ETHICAL AND RELIGIOUS DIRECTIVES FOR CATHOLIC HEALTH CARE SERVICES

Fourth Edition, Publication No. 5-452 U.S. Conference of Catholic Bishops, 2001

 

29. All persons served by Catholic health care have the right and duty to
protect and preserve their bodily and functional integrity.16 The
functional integrity of the person may be sacrificed to maintain the
health or life of the person when no other morally permissible means is
available.17

30. The transplantation of organs from living donors is morally
permissible when such a donation will not sacrifice or seriously impair
any essential bodily function and the anticipated benefit to the recipient
is proportionate to the harm done to the donor. Furthermore, the freedom
of the prospective donor must be respected, and economic advantages should
not accrue to the donor.

31. No one should be the subject of medical or genetic experimentation,
even if it is therapeutic, unless the person or surrogate first has given
free and informed consent.
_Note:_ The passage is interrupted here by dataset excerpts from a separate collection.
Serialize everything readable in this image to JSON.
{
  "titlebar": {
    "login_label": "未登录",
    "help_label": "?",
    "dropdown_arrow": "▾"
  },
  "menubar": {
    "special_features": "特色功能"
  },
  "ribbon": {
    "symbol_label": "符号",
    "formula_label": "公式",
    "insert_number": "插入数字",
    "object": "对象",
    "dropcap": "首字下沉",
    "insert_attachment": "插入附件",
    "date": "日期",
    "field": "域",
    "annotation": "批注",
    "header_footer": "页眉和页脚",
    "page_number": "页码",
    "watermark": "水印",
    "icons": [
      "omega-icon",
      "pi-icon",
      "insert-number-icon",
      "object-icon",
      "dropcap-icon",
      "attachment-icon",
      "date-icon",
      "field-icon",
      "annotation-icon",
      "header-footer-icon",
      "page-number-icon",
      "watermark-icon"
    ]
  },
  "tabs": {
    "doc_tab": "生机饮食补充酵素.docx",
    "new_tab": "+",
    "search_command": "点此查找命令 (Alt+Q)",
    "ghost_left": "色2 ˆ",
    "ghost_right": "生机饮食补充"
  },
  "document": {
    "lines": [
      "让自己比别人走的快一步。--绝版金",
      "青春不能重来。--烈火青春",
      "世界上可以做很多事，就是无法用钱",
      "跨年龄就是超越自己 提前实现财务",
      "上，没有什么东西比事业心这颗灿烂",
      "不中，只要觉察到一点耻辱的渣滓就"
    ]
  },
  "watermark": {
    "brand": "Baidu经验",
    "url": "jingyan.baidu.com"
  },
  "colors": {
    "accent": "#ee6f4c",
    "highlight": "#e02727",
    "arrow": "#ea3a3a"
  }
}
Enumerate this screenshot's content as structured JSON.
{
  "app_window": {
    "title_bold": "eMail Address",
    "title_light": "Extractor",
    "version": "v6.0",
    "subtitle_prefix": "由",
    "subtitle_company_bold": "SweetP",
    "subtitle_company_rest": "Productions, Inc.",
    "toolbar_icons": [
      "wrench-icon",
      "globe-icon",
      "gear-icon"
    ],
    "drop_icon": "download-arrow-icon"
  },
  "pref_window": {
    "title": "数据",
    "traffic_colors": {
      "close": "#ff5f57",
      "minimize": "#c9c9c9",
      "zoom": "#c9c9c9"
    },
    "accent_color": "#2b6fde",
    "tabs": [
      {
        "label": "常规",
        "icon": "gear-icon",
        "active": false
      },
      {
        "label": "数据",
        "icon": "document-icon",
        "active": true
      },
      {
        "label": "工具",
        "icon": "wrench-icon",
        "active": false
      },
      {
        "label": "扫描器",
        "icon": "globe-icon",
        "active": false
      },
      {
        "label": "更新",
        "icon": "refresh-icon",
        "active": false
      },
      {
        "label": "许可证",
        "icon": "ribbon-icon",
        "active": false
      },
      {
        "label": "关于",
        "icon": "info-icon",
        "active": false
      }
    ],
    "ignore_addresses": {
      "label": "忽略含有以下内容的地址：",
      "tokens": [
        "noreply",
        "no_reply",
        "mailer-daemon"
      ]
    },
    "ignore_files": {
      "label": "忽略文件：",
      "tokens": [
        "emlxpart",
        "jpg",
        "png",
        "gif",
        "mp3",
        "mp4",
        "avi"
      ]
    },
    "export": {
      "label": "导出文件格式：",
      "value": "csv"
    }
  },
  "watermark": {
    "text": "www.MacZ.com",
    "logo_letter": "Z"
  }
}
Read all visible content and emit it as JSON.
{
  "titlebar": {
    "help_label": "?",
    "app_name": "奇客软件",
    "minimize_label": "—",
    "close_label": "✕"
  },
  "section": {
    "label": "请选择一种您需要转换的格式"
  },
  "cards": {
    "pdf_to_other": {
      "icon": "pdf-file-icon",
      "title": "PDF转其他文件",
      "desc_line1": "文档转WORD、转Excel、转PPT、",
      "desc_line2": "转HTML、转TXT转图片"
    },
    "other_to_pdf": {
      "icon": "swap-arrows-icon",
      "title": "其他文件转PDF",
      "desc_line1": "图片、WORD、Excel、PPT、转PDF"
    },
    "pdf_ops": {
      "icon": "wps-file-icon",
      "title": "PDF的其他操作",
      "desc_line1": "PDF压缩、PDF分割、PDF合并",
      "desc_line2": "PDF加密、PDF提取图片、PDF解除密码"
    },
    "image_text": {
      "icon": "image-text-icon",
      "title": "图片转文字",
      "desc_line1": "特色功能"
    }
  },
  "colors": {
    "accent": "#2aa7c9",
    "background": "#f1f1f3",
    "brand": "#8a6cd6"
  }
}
In instances of non-therapeutic
experimentation, the surrogate can give this consent only if the
experiment entails no significant risk to the person’s well-being.
Moreover, the greater the person’s incompetency and vulnerability, the
greater the reasons must be to perform any medical experimentation,
especially non-therapeutic.

32. While every person is obliged to use ordinary means to preserve his or
her health, no person should be obliged to submit to a health care
procedure that the person has judged, with a free and informed conscience,
not to provide a reasonable hope of benefit without imposing excessive
risks and burdens on the patient or excessive expense to family or
community.18

33. The well-being of the whole person must be taken into account in
deciding about any therapeutic intervention or use of technology.

 

Footnotes:
16. For example, while the donation of a kidney represents loss of
biological integrity, such a donation does not compromise functional
integrity since human beings are capable of functioning with only one
kidney.17. Cf. directive 53.
18. Declaration on Euthanasia, Part IV; cf. also directives 56-57.